Keeneland will remove its synthetic Polytrack surface at the end of the spring meet and return its main track to dirt before the fall meeting this October, the Lexington oval announced April 2.
The five-eighths of a mile training track will remain a Polytrack surface and will be open during the summer months.
According to Keeneland president and CEO Bill Thomason, Keeneland hoped Polytrack would have gained greater acceptance among horsemen and other racing associations due to its reputation for being safer than conventional dirt tracks.
But the Kentucky track has decided to end its eight-year run with the artificial surface as a way to lure back some horsemen who have eschewed Keeneland, especially on the paths to the Kentucky Derby and Breeders' Cup World Championships, because of Polytrack.
"One of our founding principles is, we are to provide racing at the highest level possible-and we have to acknowledge we have a lot of horses who are not coming to Keeneland," Thomason said. "Those horses preparing for the Triple Crown races and Breeders' Cup just have not been coming to our prep races and significant races because of it.
"We think it achieved every objective that we wanted with the exception that we hoped it would become the most prevalent racing surface in the United States and that everybody would have it," Thomason said of Polytrack. "For various reasons that has not happened. We regret that it didn't become the prevalent surface... But we also don't think we have to sacrifice the safety parts of it. We are going to be diligent in working toward the safety of the dirt track. We don't think those two are mutually exclusive."
Thomason declined to put a price tag on the project, but said "it's a significant investment. When Keeneland is involved in doing something, we do it right and the financial side of things never trumps the end objective of achieving our mission-and that mission is quality racing and the safety or our athletes."
Keeneland's main track will close May 19, with the work scheduled to be completed by mid-August.
Keeneland installed Polytrack in between the spring and fall meetings of 2006, replacing its dirt surface. At the time, Keeneland was the third track in North America to install a Polytrack surface, joining Turfway Park and Woodbine-and the Lexington track went on to become one of the biggest advocates of synthetic surfaces. California would soon mandate that its major tracks switch to synthetic surfaces by 2007 and Del Mar, Golden Gate Fields, Hollywood Park, and Santa Anita Park would make the switch.
But the trend has reversed in recent years. Hollywood Park has closed and Santa Anita Park switched from its Pro-Ride surface back to dirt in 2010. In February, Del Mar announced it would switch its main track surface back to dirt in 2015, leaving the Tapeta Footings surface at Golden Gate as the lone synthetic surface in the state. Arlington Park, Turfway, and Woodbine continue to offer racing on Polytrack.

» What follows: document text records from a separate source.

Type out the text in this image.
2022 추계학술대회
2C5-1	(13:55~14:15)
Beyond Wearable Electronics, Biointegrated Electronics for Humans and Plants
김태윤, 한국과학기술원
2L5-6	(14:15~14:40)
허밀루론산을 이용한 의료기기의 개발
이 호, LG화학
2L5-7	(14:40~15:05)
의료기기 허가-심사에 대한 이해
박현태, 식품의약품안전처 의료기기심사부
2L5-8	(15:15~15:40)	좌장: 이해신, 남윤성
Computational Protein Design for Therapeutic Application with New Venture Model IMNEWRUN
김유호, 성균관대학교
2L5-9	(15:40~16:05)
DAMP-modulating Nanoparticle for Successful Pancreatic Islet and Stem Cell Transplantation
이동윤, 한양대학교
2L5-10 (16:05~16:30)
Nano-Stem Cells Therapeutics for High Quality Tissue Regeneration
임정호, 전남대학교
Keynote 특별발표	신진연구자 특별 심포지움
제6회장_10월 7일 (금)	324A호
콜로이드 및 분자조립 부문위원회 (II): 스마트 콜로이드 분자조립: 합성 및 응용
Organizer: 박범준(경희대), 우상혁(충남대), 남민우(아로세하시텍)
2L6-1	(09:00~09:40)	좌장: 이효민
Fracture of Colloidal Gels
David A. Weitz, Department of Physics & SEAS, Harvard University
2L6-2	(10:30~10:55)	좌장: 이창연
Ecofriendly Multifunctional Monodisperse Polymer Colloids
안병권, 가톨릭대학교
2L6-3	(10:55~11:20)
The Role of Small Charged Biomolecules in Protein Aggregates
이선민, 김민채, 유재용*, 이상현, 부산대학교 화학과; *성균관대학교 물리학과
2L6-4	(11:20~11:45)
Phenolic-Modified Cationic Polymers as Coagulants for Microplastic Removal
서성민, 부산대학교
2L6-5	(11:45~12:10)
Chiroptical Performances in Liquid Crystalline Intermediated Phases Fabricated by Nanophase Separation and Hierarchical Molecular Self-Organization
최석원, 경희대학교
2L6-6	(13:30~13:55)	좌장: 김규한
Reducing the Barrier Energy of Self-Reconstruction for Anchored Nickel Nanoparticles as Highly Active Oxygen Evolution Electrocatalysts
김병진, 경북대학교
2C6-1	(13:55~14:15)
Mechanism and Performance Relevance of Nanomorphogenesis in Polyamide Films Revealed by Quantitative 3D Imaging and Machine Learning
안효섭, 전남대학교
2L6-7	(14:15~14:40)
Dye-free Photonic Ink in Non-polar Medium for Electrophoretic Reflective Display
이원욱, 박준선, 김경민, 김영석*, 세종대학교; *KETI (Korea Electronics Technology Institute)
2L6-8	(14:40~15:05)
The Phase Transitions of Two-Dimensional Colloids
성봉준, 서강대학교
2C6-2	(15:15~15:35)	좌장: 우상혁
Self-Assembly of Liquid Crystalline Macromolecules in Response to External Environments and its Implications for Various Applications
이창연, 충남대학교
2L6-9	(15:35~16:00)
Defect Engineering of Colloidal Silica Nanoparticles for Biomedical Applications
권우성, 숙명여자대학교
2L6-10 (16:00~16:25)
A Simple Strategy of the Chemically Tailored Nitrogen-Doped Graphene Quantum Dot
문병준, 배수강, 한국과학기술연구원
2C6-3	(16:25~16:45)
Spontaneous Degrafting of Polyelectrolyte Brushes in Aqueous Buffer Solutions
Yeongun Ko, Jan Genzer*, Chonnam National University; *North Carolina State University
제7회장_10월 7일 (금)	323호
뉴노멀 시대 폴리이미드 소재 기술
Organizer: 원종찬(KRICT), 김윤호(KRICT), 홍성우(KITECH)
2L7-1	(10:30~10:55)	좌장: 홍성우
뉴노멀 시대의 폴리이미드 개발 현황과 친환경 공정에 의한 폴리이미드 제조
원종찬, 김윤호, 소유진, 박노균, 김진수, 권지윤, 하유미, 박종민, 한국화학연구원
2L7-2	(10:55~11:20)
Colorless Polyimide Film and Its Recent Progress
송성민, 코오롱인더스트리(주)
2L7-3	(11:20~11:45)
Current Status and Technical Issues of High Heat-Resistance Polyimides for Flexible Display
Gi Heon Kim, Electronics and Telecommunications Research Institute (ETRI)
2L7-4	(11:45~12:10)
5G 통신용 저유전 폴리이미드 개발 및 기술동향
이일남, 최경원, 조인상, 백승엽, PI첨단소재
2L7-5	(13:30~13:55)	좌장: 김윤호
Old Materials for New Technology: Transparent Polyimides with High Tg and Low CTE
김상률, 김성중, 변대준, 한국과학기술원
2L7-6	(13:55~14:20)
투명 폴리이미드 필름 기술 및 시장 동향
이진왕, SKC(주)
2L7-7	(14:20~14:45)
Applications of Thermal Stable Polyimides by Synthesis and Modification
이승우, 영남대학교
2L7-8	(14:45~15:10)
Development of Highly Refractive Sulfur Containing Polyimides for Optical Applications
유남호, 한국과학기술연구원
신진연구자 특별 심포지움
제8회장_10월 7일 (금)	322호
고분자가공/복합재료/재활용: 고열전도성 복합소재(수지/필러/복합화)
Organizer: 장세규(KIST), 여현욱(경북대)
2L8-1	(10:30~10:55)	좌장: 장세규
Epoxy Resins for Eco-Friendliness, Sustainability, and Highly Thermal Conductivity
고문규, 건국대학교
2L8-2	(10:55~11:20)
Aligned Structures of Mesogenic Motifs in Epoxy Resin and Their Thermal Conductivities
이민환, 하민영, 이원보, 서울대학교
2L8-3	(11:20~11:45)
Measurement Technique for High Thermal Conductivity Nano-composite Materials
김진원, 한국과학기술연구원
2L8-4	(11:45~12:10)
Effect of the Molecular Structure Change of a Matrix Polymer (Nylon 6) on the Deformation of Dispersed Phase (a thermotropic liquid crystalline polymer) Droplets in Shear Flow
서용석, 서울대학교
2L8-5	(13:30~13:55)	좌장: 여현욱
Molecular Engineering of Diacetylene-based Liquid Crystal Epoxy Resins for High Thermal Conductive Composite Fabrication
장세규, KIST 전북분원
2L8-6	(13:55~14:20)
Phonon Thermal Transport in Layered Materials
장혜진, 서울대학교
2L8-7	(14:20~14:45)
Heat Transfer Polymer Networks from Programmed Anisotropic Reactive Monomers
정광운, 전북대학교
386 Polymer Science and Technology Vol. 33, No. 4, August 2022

The Keeneland Polytrack did deliver in terms of safety. Last year there was only one catastrophic breakdown on the surface during racing for a rate of 0.43 per 1,000 starts. According to the Jockey Club's Equine Injury Database, the average catastrophic breakdown rate on dirt tracks in North America last year was nearly five-times that rate at 2.11.
Rogers Beasley, Keeneland's director of racing, said the announcement coincided with the completion of the plan and that the association felt it important to let horsemen know of the decision as soon as possible so they could make future arrangements.
"The rumors were out there so we thought we would meet it head-on," Beasley said, noting that some Keeneland-based horsemen will stay and train over the training track while others relocate to the Kentucky Training Center in Lexington or to Churchill Downs. "If you wait another month, they have no place to go. Now that we have made this decision, we have to take care of these horsemen."
Keeneland has put extensive research into a combination of base and top surface for a conventional track that will not sacrifice safety and could be an industry innovator much as the way Polytrack was when it was first installed, Thomason said. Leading racetrack surface expert Dr. Mick Peterson has been involved with Keeneland's planning for the new surface.
"We have been working on this for a long time because we made the commitment we weren't going to make a change unless we could make the next-generation dirt surface that was not only going to be accepted by the community, but would achieve the safety standards for our equine and human athletes we wanted to achieve," Thomason said. "We feel very confident in our selection of the construction and materials.
"The effort we put into Polytrack over the years, with the research... we are going to do the same with dirt," he continued. "The same type collaboration we put in with other tracks that installed Polytrack, we are going to be a part of that same type of collaboration as we try to make all tracks safer."
Thomason said the track's existing drainage system and other parts of the sub-surface would be retained for use with the new dirt track.
Despite its lack of acceptance throughout the industry, Polytrack helped raise the bar for racetrack safety, Thomason said.
"It has established a standard for safety around the country for which we are very proud," said Thomason, who became Keeneland president and CEO in 2012. "Because of it, traditional dirt surfaces have become better because they have increased their level of research into maintenance they are taking within their racetracks."
Del Mar and Keeneland have expressed interest in hosting the Breeders' Cup World Championships and the past four years that event has been contested on tracks that offer a dirt main track (full story on Keeneland's Breeders' Cup bid here).
Thomason said having a dirt surface might help some horsemen decide to participate in a Keeneland-hosted Breeders' Cup and that Cup officials did not tell Keeneland a dirt track would be a pre-requisite for a host track.